Als versneller: organisaties zoeken in toenemende mate naar partners die hen helpen om de doelstellingen op het vlak van duurzaamheid waar te maken. Dat opent mogelijkheden voor Circet. Denk bijvoorbeeld aan het opzetten van CO2-neutrale projectlocaties.
Als vernieuwer: telecom- en energiebedrijven zeggen hoe iets technisch moet worden uitgevoerd, maar leggen nog te weinig nadruk op het bredere resultaat. Die aanpak werkt duurzame innovatie tegen.

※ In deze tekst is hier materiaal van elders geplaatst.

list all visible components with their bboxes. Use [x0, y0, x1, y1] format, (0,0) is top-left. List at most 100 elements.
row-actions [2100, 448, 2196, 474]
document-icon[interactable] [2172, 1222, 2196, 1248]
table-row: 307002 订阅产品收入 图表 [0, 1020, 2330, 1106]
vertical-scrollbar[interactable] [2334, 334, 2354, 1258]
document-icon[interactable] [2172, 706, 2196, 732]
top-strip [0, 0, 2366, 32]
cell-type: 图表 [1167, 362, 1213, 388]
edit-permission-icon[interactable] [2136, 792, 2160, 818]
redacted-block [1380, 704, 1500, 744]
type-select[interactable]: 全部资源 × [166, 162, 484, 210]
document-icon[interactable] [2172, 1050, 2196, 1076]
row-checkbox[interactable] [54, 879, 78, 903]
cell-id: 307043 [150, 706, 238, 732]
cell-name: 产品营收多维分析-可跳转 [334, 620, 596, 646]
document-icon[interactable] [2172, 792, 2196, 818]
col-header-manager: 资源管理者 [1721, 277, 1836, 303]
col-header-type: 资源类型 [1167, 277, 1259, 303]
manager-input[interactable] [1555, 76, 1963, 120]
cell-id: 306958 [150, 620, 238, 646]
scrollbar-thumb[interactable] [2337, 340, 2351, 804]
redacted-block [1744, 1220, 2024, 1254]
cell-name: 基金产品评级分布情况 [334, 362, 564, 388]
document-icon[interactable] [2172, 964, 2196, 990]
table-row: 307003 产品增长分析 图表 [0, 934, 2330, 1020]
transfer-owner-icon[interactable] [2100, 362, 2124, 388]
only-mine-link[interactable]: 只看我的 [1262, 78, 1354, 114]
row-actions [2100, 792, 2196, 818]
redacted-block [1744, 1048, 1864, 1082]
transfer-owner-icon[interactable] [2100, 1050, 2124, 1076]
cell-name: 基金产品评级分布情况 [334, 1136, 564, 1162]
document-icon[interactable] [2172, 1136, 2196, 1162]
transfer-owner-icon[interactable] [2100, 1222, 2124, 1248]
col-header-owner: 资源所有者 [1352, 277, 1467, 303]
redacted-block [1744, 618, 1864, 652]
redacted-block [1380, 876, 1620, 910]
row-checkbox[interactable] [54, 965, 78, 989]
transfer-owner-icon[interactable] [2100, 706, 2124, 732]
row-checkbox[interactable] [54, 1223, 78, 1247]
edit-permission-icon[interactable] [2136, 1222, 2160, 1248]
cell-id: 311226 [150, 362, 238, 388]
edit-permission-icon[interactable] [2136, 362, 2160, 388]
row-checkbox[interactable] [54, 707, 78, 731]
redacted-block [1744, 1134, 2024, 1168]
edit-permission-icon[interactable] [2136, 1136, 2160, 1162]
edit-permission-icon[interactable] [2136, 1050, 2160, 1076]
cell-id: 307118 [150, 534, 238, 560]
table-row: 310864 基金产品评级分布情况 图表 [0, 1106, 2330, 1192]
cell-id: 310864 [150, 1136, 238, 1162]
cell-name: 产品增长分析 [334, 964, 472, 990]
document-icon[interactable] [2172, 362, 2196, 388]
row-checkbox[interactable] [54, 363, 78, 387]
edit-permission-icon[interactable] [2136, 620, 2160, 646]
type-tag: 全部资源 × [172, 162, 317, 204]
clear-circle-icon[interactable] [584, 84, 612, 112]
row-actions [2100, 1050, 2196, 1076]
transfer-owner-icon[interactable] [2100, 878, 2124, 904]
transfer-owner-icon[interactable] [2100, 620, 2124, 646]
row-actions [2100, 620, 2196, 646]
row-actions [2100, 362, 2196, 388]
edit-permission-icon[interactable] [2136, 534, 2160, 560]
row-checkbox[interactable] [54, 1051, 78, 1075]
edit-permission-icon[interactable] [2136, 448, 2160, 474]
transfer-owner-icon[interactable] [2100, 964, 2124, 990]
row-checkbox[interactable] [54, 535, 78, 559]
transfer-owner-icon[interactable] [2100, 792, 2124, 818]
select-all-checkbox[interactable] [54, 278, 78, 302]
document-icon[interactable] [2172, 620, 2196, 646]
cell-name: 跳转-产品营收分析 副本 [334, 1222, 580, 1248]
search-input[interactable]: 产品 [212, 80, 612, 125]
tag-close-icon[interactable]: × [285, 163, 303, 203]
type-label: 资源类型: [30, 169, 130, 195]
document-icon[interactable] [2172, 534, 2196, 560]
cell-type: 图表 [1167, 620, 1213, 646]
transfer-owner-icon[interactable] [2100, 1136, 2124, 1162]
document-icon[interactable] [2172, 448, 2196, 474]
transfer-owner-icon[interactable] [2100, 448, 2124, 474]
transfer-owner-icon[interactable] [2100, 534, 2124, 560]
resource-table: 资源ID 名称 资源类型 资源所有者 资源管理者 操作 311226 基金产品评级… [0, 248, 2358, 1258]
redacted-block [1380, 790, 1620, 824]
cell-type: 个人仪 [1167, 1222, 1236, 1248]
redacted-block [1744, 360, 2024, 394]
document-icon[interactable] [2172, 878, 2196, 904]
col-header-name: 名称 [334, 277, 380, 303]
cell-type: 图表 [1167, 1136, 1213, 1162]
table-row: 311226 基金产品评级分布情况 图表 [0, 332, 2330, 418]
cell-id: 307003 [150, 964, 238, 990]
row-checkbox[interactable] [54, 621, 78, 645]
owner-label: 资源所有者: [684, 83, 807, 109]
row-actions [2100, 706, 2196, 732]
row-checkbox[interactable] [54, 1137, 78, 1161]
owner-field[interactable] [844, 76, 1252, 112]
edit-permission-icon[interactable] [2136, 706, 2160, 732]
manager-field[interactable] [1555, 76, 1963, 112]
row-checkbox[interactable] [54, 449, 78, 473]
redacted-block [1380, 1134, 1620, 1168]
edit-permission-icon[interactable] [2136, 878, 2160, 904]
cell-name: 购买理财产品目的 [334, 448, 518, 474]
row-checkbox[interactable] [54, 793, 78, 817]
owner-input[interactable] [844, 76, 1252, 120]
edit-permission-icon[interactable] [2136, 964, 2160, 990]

Bedrijven zien dit in en willen van Circet horen hoe het anders kan.
Als stem van de rede: opdrachtgevers laten zich soms verleiden tot ambitieuze beloftes aan consumenten, zoals same-day repair of aansluitingen binnen de 48 uur. Maar dat heeft vaak een negatief effect op ESG-doelstellingen. Circet kan dan een slimmere planning voorstellen.
#5 Communicatie
Haal de schijnwerpers geregeld van onder het stof
Communiceren we genoeg over onze inspanningen op het vlak van ESG? Neen, luidt het in koor. De meeste communicatie komt van de kant van de klagers; zij die vinden dat de vele verplichtingen en eisen onredelijk zijn. Aan de kant van de oplossers blijft het vaak oorverdovend stil.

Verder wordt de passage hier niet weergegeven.